Canadian author and transit advocate

Steve Munro (born 7 September 1948) is a Canadian blogger and transit advocate from Toronto, Ontario. Munro has been credited in playing a lead role in the grass-roots efforts to convince the Toronto City Council to reverse plans to abandon Toronto's remaining streetcars.

== Work ==
Munro has written several technical reports on transit. Since 2006, he has written a blog that is frequently quoted by other transit commentators. He has previously written regular columns for several publications, including Spacing magazine, Torontoist, and NOW Magazine.

In 1986, Munro was critical of the decision to build a subway on Sheppard Avenue rather than a light rail vehicle line as professional transit planners recommended.

In 2005, Munro was recognized for his long advocacy for improved public transit with the Jane Jacobs Medal.

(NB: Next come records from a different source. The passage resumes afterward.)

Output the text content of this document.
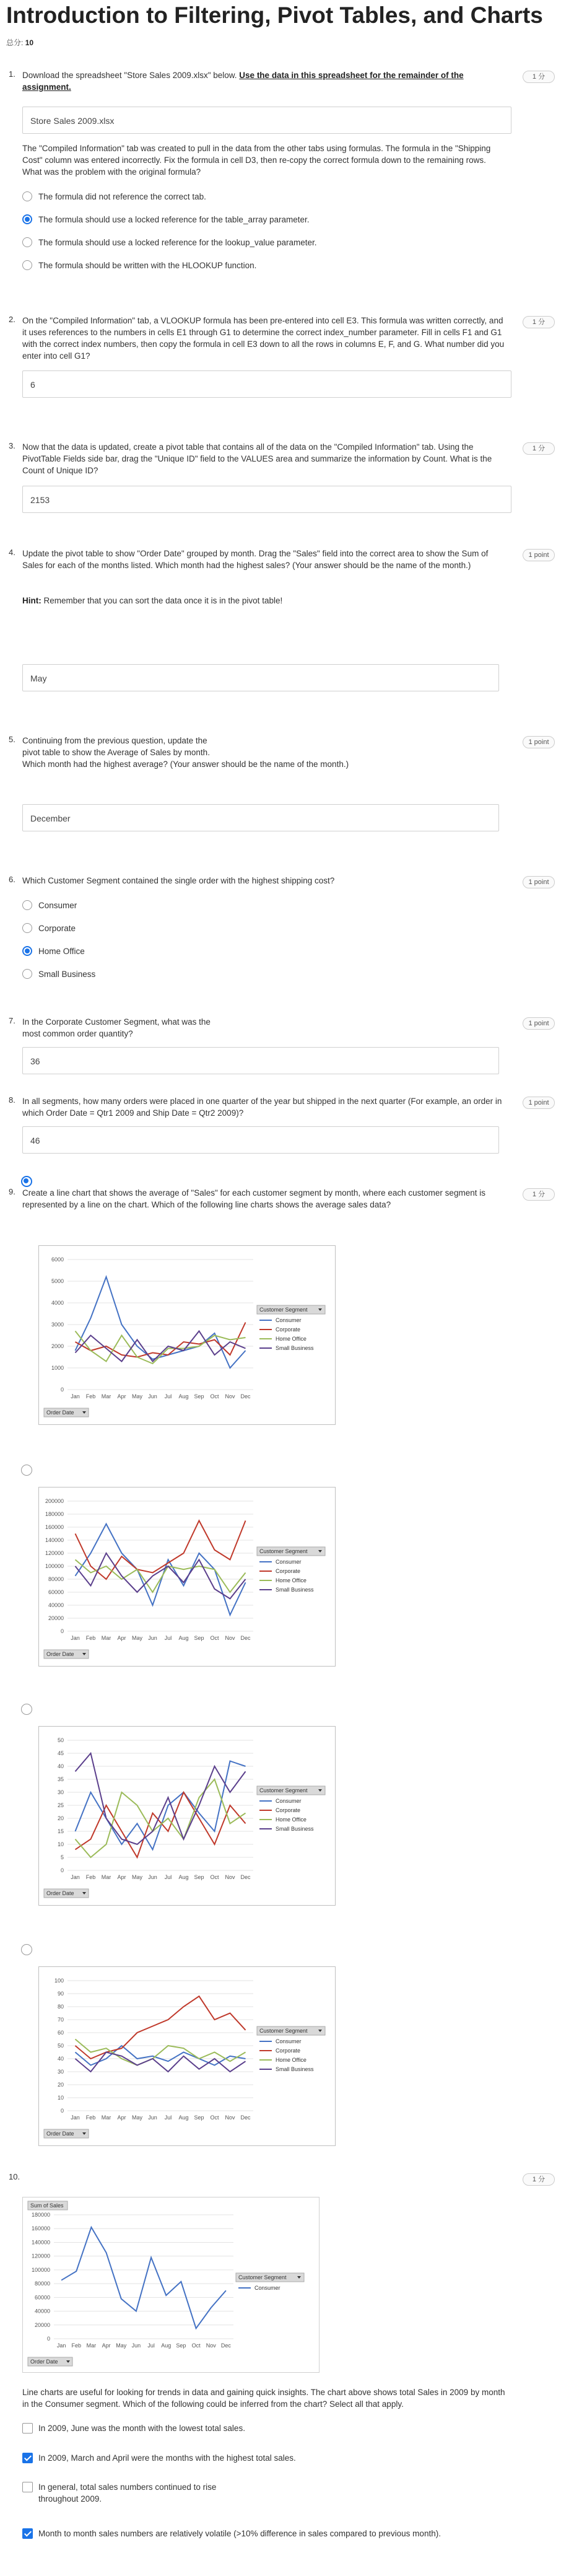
Introduction to Filtering, Pivot Tables, and Charts
总分: 10
1. Download the spreadsheet "Store Sales 2009.xlsx" below. Use the data in this spreadsheet for the remainder of the assignment.
1 分
Store Sales 2009.xlsx
The "Compiled Information" tab was created to pull in the data from the other tabs using formulas. The formula in the "Shipping Cost" column was entered incorrectly. Fix the formula in cell D3, then re-copy the correct formula down to the remaining rows. What was the problem with the original formula?
The formula did not reference the correct tab.
The formula should use a locked reference for the table_array parameter.
The formula should use a locked reference for the lookup_value parameter.
The formula should be written with the HLOOKUP function.
2. On the "Compiled Information" tab, a VLOOKUP formula has been pre-entered into cell E3. This formula was written correctly, and it uses references to the numbers in cells E1 through G1 to determine the correct index_number parameter. Fill in cells F1 and G1 with the correct index numbers, then copy the formula in cell E3 down to all the rows in columns E, F, and G. What number did you enter into cell G1?
1 分
6
3. Now that the data is updated, create a pivot table that contains all of the data on the "Compiled Information" tab. Using the PivotTable Fields side bar, drag the "Unique ID" field to the VALUES area and summarize the information by Count. What is the Count of Unique ID?
1 分
2153
4. Update the pivot table to show "Order Date" grouped by month. Drag the "Sales" field into the correct area to show the Sum of Sales for each of the months listed. Which month had the highest sales? (Your answer should be the name of the month.)
1 point
Hint: Remember that you can sort the data once it is in the pivot table!
May
5. Continuing from the previous question, update the pivot table to show the Average of Sales by month.
Which month had the highest average? (Your answer should be the name of the month.)
1 point
December
6. Which Customer Segment contained the single order with the highest shipping cost?	1 point
Consumer
Corporate
Home Office
Small Business
7. In the Corporate Customer Segment, what was the most common order quantity?
1 point
36
8. In all segments, how many orders were placed in one quarter of the year but shipped in the next quarter (For example, an order in which Order Date = Qtr1 2009 and Ship Date = Qtr2 2009)?
1 point
46
9. Create a line chart that shows the average of "Sales" for each customer segment by month, where each customer segment is represented by a line on the chart. Which of the following line charts shows the average sales data?
1 分
0
1000
2000
3000
4000
5000
6000
Jan Feb Mar Apr May Jun Jul Aug Sep Oct Nov Dec
Customer Segment
Consumer
Corporate
Home Office
Small Business
Order Date
0
20000
40000
60000
80000
100000
120000
140000
160000
180000
200000
Jan Feb Mar Apr May Jun Jul Aug Sep Oct Nov Dec
Customer Segment
Consumer
Corporate
Home Office
Small Business
Order Date
0
5
10
15
20
25
30
35
40
45
50
Jan Feb Mar Apr May Jun Jul Aug Sep Oct Nov Dec
Customer Segment
Consumer
Corporate
Home Office
Small Business
Order Date
0
10
20
30
40
50
60
70
80
90
100
Jan Feb Mar Apr May Jun Jul Aug Sep Oct Nov Dec
Customer Segment
Consumer
Corporate
Home Office
Small Business
Order Date
10.	1 分
Sum of Sales
0
20000
40000
60000
80000
100000
120000
140000
160000
180000
Jan Feb Mar Apr May Jun Jul Aug Sep Oct Nov Dec
Customer Segment
Consumer
Order Date
Line charts are useful for looking for trends in data and gaining quick insights. The chart above shows total Sales in 2009 by month in the Consumer segment. Which of the following could be inferred from the chart? Select all that apply.
In 2009, June was the month with the lowest total sales.
In 2009, March and April were the months with the highest total sales.
In general, total sales numbers continued to rise
throughout 2009.
Month to month sales numbers are relatively volatile (>10% difference in sales compared to previous month).
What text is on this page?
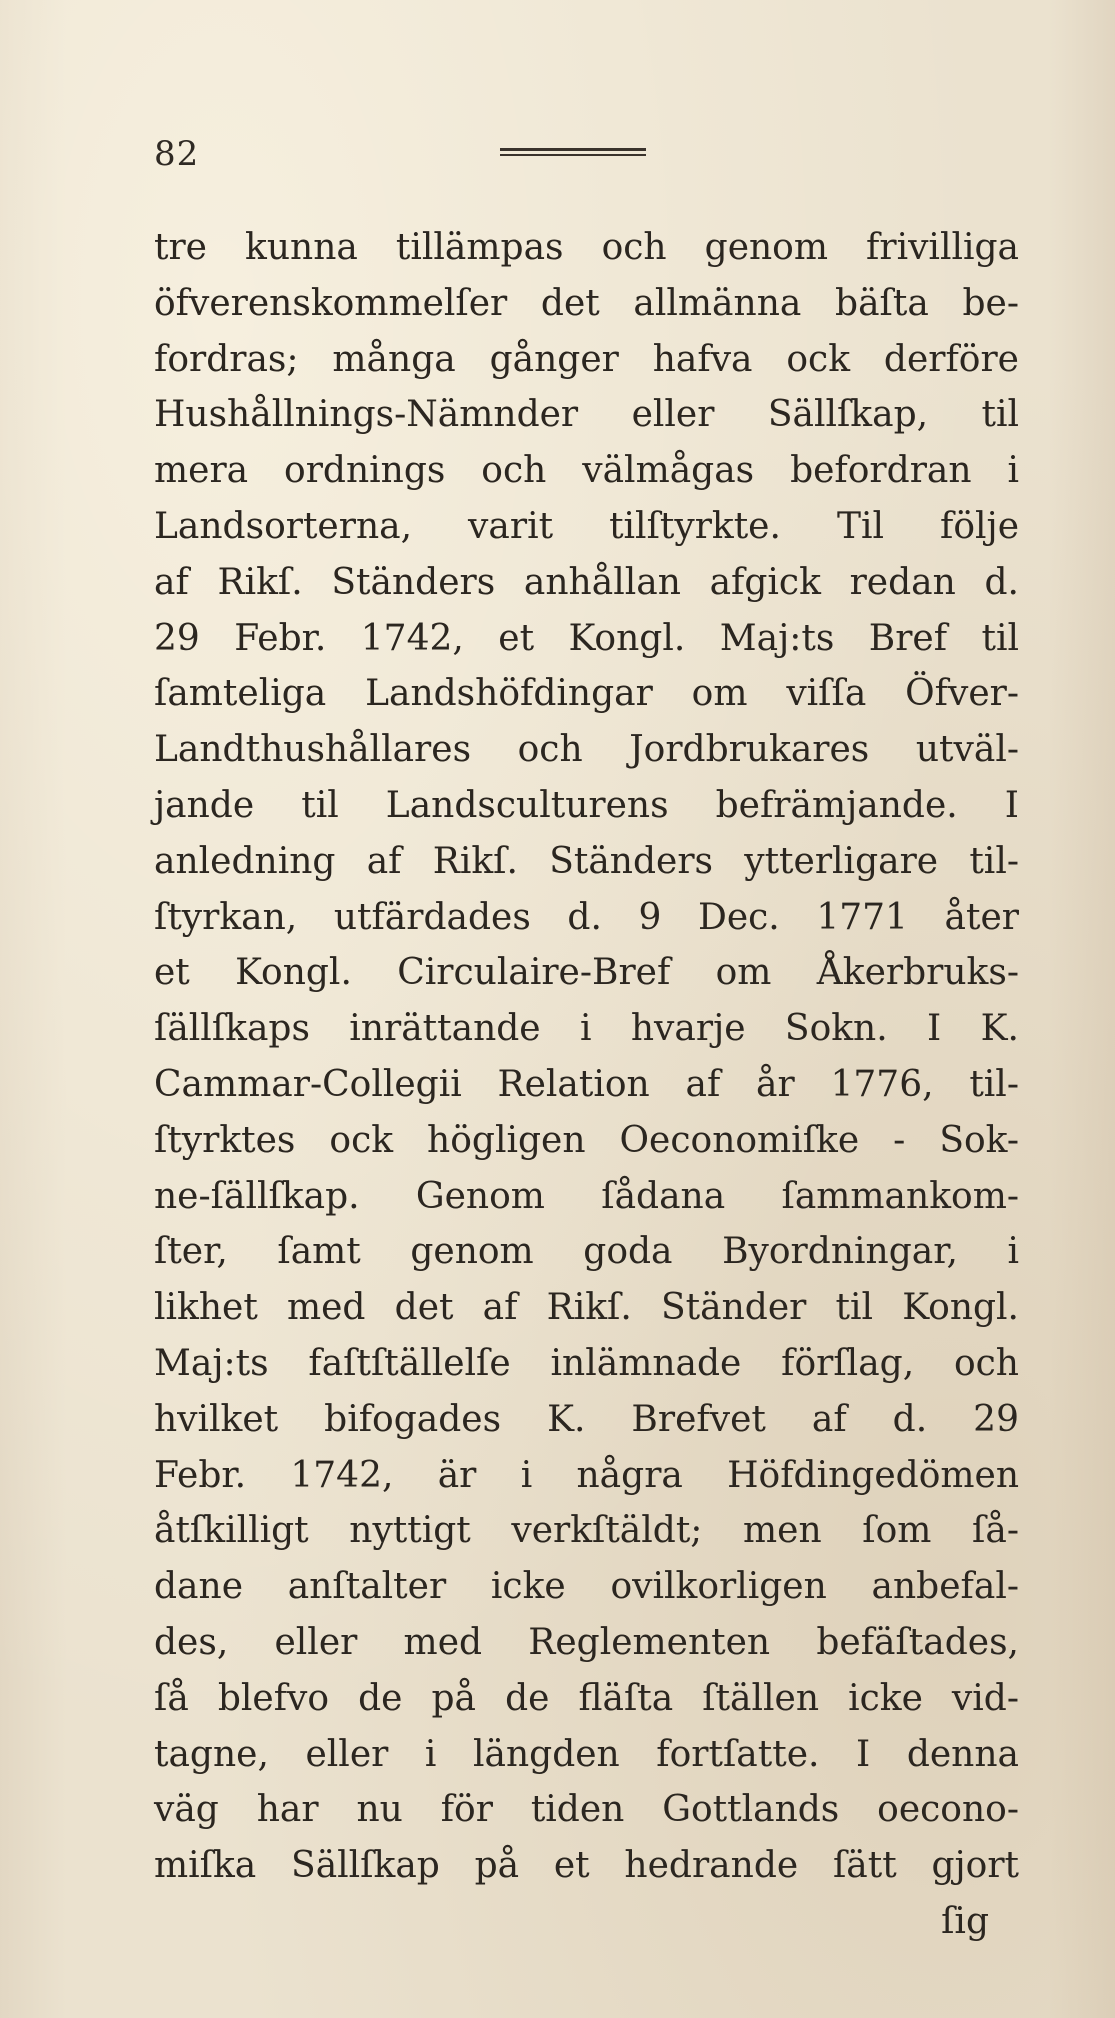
82
tre kunna tillämpas och genom frivilliga
öfverenskommelſer det allmänna bäſta be-
fordras; många gånger hafva ock derföre
Hushållnings-Nämnder eller Sällſkap, til
mera ordnings och välmågas befordran i
Landsorterna, varit tilſtyrkte. Til följe
af Rikſ. Ständers anhållan afgick redan d.
29 Febr. 1742, et Kongl. Maj:ts Bref til
ſamteliga Landshöfdingar om viſſa Öfver-
Landthushållares och Jordbrukares utväl-
jande til Landsculturens befrämjande. I
anledning af Rikſ. Ständers ytterligare til-
ſtyrkan, utfärdades d. 9 Dec. 1771 åter
et Kongl. Circulaire-Bref om Åkerbruks-
ſällſkaps inrättande i hvarje Sokn. I K.
Cammar-Collegii Relation af år 1776, til-
ſtyrktes ock högligen Oeconomiſke - Sok-
ne-ſällſkap. Genom ſådana ſammankom-
ſter, ſamt genom goda Byordningar, i
likhet med det af Rikſ. Ständer til Kongl.
Maj:ts faſtſtällelſe inlämnade förſlag, och
hvilket bifogades K. Brefvet af d. 29
Febr. 1742, är i några Höfdingedömen
åtſkilligt nyttigt verkſtäldt; men ſom ſå-
dane anſtalter icke ovilkorligen anbefal-
des, eller med Reglementen befäſtades,
ſå blefvo de på de fläſta ſtällen icke vid-
tagne, eller i längden fortſatte. I denna
väg har nu för tiden Gottlands oecono-
miſka Sällſkap på et hedrande ſätt gjort
ſig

In 2010, while he was serving as a member of an advisory board on a proposed transit museum, Munro went public with complaints that the outgoing members of the Toronto Transit Commission were inappropriately rushing to solidify plans for the museum to bolster their personal legacies.

In 2015, Munro conducted a detailed analysis of wait times on the Harbourfront route, following reconstruction of the street that took several years. He found that changes to the route had increased the time to transit the route by 25 percent. In citing Munro's analysis, Edward Keenan of the Toronto Star referred to Munro's website as his "highly detailed blog". Keenan said that Munro's analysis attributed the delay to additional traffic lights, and poorly implemented and ineffective transit prioritization at those traffic lights.

As of 2024, Munro continues to publish commentary and in-depth analysis on his blog, stevemunro.ca.